GAN-based Image Compression with Improved RDO Process
This work addresses image compression quality issues for applications requiring high perceptual fidelity at low bit rates, representing an incremental improvement over prior GAN-based methods.
The paper tackles perceptual degeneration and inaccurate entropy modeling in GAN-based image compression by introducing an improved rate-distortion optimization process using DISTS and MS-SSIM metrics and a discretized Gaussian-Laplacian-logistic mixture model, resulting in outperforming existing GAN-based methods and the state-of-the-art VVC codec in human perceptual quality as measured by Mean Opinion Score.
GAN-based image compression schemes have shown remarkable progress lately due to their high perceptual quality at low bit rates. However, there are two main issues, including 1) the reconstructed image perceptual degeneration in color, texture, and structure as well as 2) the inaccurate entropy model.
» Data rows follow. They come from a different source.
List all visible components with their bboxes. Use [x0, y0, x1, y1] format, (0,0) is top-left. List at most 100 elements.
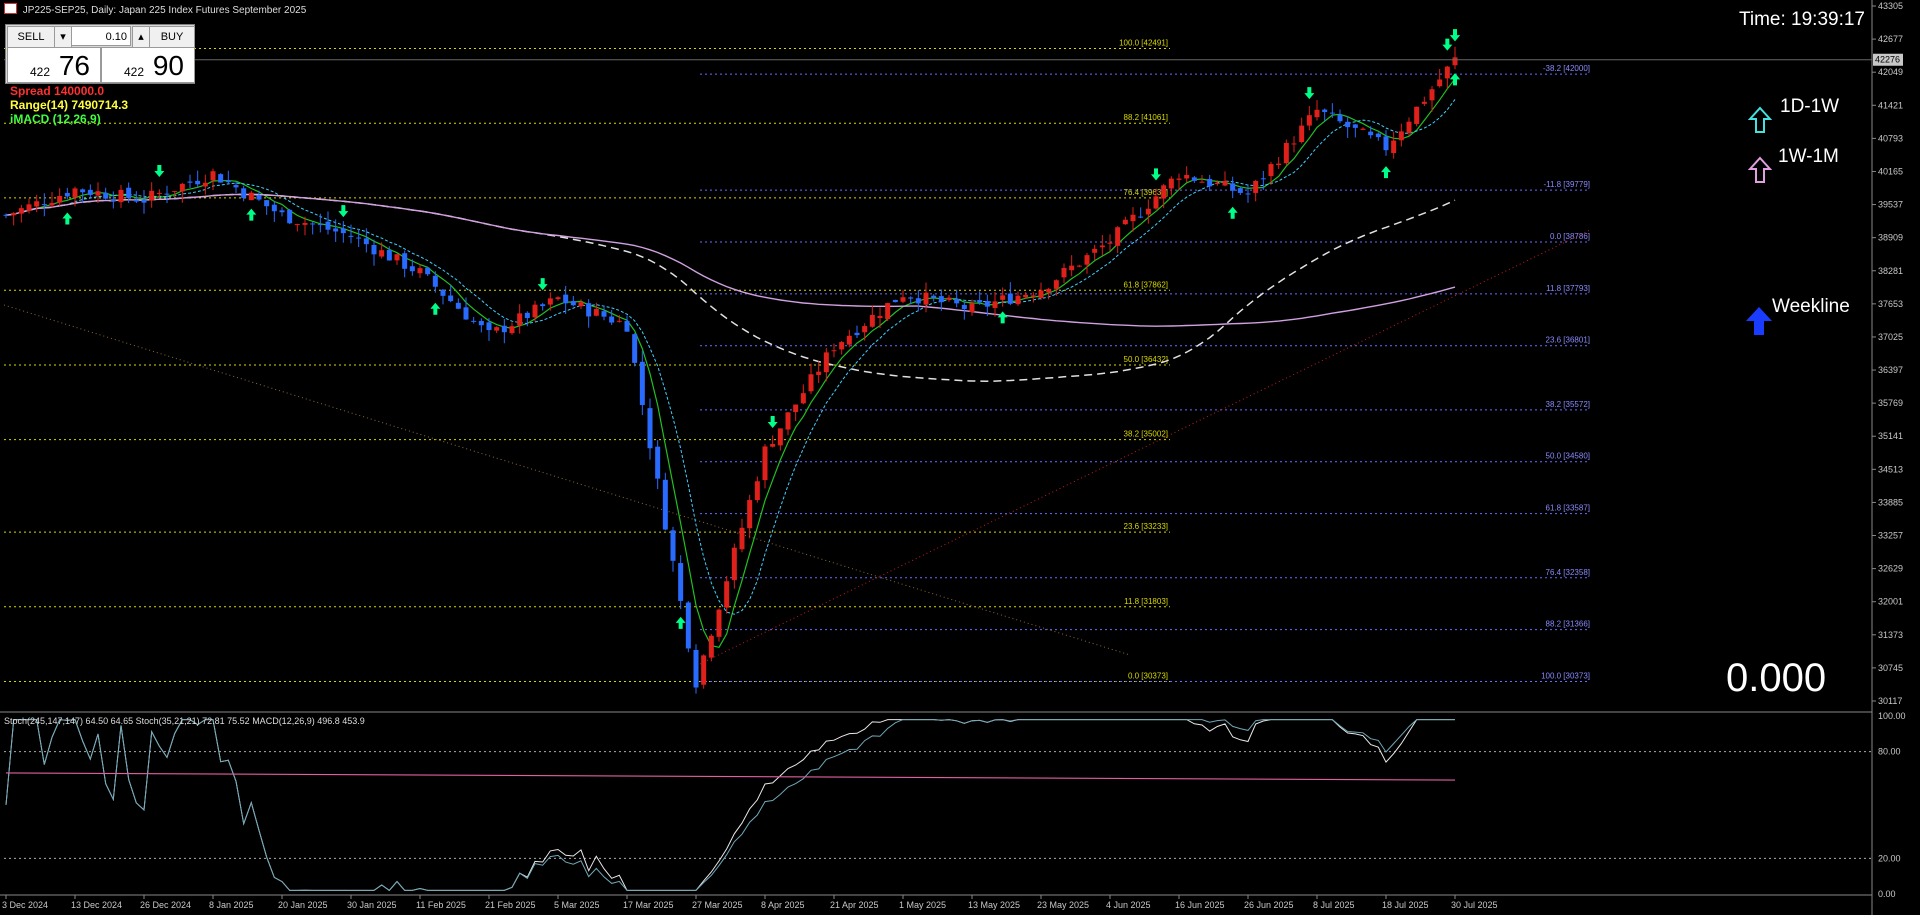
stochastic-subwindow[interactable]: 100.00 80.00 20.00 0.00: [4, 711, 1906, 899]
candle-body: [517, 313, 523, 326]
candle-body: [593, 308, 599, 316]
buy-price-big: 90: [152, 50, 184, 81]
macd-line: [5, 772, 1456, 781]
candle-body: [754, 481, 760, 501]
date-tick-label: 13 Dec 2024: [71, 900, 122, 910]
trend-line-down: [3, 304, 1131, 656]
candle-body: [172, 191, 178, 193]
fib-label-left: 23.6 [33233]: [1124, 522, 1168, 531]
candle-body: [218, 174, 224, 183]
price-tick-label: 41421: [1878, 100, 1903, 110]
candle-body: [1391, 140, 1397, 153]
candle-body: [1023, 294, 1029, 298]
fib-label-left: 100.0 [42491]: [1119, 39, 1168, 48]
candle-body: [670, 530, 676, 561]
candle-body: [655, 446, 661, 479]
candle-body: [1069, 265, 1075, 271]
ma-fast-line: [5, 78, 1456, 648]
candle-body: [678, 563, 684, 601]
candle-body: [793, 404, 799, 413]
date-tick-label: 8 Jan 2025: [209, 900, 254, 910]
candle-body: [1000, 295, 1006, 300]
candle-body: [762, 446, 768, 481]
date-tick-label: 5 Mar 2025: [554, 900, 600, 910]
candle-body: [126, 187, 132, 199]
price-tick-label: 32001: [1878, 597, 1903, 607]
date-tick-label: 26 Dec 2024: [140, 900, 191, 910]
candle-body: [195, 180, 201, 185]
candle-body: [1122, 219, 1128, 225]
price-tick-label: 38909: [1878, 233, 1903, 243]
up-arrow-icon: [675, 616, 686, 629]
date-tick-label: 26 Jun 2025: [1244, 900, 1294, 910]
buy-price[interactable]: 422 90: [101, 47, 195, 83]
up-arrow-icon: [997, 311, 1008, 324]
candle-body: [302, 222, 308, 225]
date-tick-label: 21 Feb 2025: [485, 900, 536, 910]
candle-body: [72, 188, 78, 198]
date-tick-label: 8 Apr 2025: [761, 900, 805, 910]
candle-body: [639, 361, 645, 406]
candle-body: [501, 325, 507, 333]
candle-body: [317, 224, 323, 226]
up-arrow-icon: [1381, 166, 1391, 179]
candle-body: [1375, 133, 1381, 138]
candlesticks[interactable]: [3, 46, 1458, 694]
candle-body: [394, 254, 400, 261]
candle-body: [923, 292, 929, 305]
candle-body: [731, 547, 737, 581]
price-tick-label: 38281: [1878, 266, 1903, 276]
fib-label-left: 0.0 [30373]: [1128, 671, 1168, 680]
candle-body: [179, 183, 185, 192]
lot-increase-button[interactable]: ▴: [132, 26, 150, 48]
candle-body: [1015, 295, 1021, 305]
one-click-trading-panel[interactable]: SELL ▾ 0.10 ▴ BUY 422 76 422 90: [5, 24, 195, 84]
candle-body: [946, 297, 952, 300]
buy-button[interactable]: BUY: [149, 26, 195, 48]
candle-body: [264, 200, 270, 207]
signal-arrows: [62, 29, 1460, 629]
price-tick-label: 37653: [1878, 299, 1903, 309]
lot-size-input[interactable]: 0.10: [71, 26, 131, 46]
candle-body: [1437, 79, 1443, 87]
candle-body: [118, 189, 124, 203]
lot-decrease-button[interactable]: ▾: [54, 26, 72, 48]
candle-body: [701, 655, 707, 685]
timeframe-label-1d-1w: 1D-1W: [1780, 96, 1840, 117]
candle-body: [770, 444, 776, 447]
candle-body: [271, 204, 277, 212]
candle-body: [509, 326, 515, 334]
sell-price[interactable]: 422 76: [7, 47, 101, 83]
ma-medium-line: [5, 99, 1456, 615]
candle-body: [1245, 193, 1251, 195]
date-tick-label: 30 Jul 2025: [1451, 900, 1498, 910]
date-tick-label: 11 Feb 2025: [416, 900, 466, 910]
candle-body: [1061, 268, 1067, 278]
timeframe-label-1w-1m: 1W-1M: [1778, 146, 1839, 167]
candle-body: [693, 649, 699, 688]
down-arrow-icon: [537, 278, 548, 291]
candle-body: [486, 322, 492, 331]
price-tick-label: 40165: [1878, 166, 1903, 176]
candle-body: [455, 302, 461, 309]
up-arrow-icon: [246, 208, 257, 221]
candle-body: [1444, 66, 1450, 79]
candle-body: [348, 235, 354, 237]
candle-body: [478, 320, 484, 326]
candle-body: [1161, 185, 1167, 199]
sell-button[interactable]: SELL: [7, 26, 55, 48]
fib-label-right: 61.8 [33587]: [1546, 504, 1590, 513]
candle-body: [1184, 174, 1190, 179]
candle-body: [1291, 143, 1297, 145]
candle-body: [1145, 208, 1151, 215]
candle-body: [777, 428, 783, 446]
candle-body: [524, 312, 530, 319]
date-tick-label: 27 Mar 2025: [692, 900, 743, 910]
candle-body: [831, 350, 837, 352]
candle-body: [1253, 180, 1259, 193]
range-label: Range(14) 7490714.3: [10, 98, 129, 112]
candle-body: [1421, 101, 1427, 104]
date-tick-label: 3 Dec 2024: [2, 900, 48, 910]
candle-body: [716, 609, 722, 637]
In this paper, we present a novel GAN-based image compression approach with improved rate-distortion optimization (RDO) process. To achieve this, we utilize the DISTS and MS-SSIM metrics to measure perceptual degeneration in color, texture, and structure. Besides, we absorb the discretized gaussian-laplacian-logistic mixture model (GLLMM) for entropy modeling to improve the accuracy in estimating the probability distributions of the latent representation. During the evaluation process, instead of evaluating the perceptual quality of the reconstructed image via IQA metrics, we directly conduct the Mean Opinion Score (MOS) experiment among different codecs, which fully reflects the actual perceptual results of humans. Experimental results demonstrate that the proposed method outperforms the existing GAN-based methods and the state-of-the-art hybrid codec (i.e., VVC).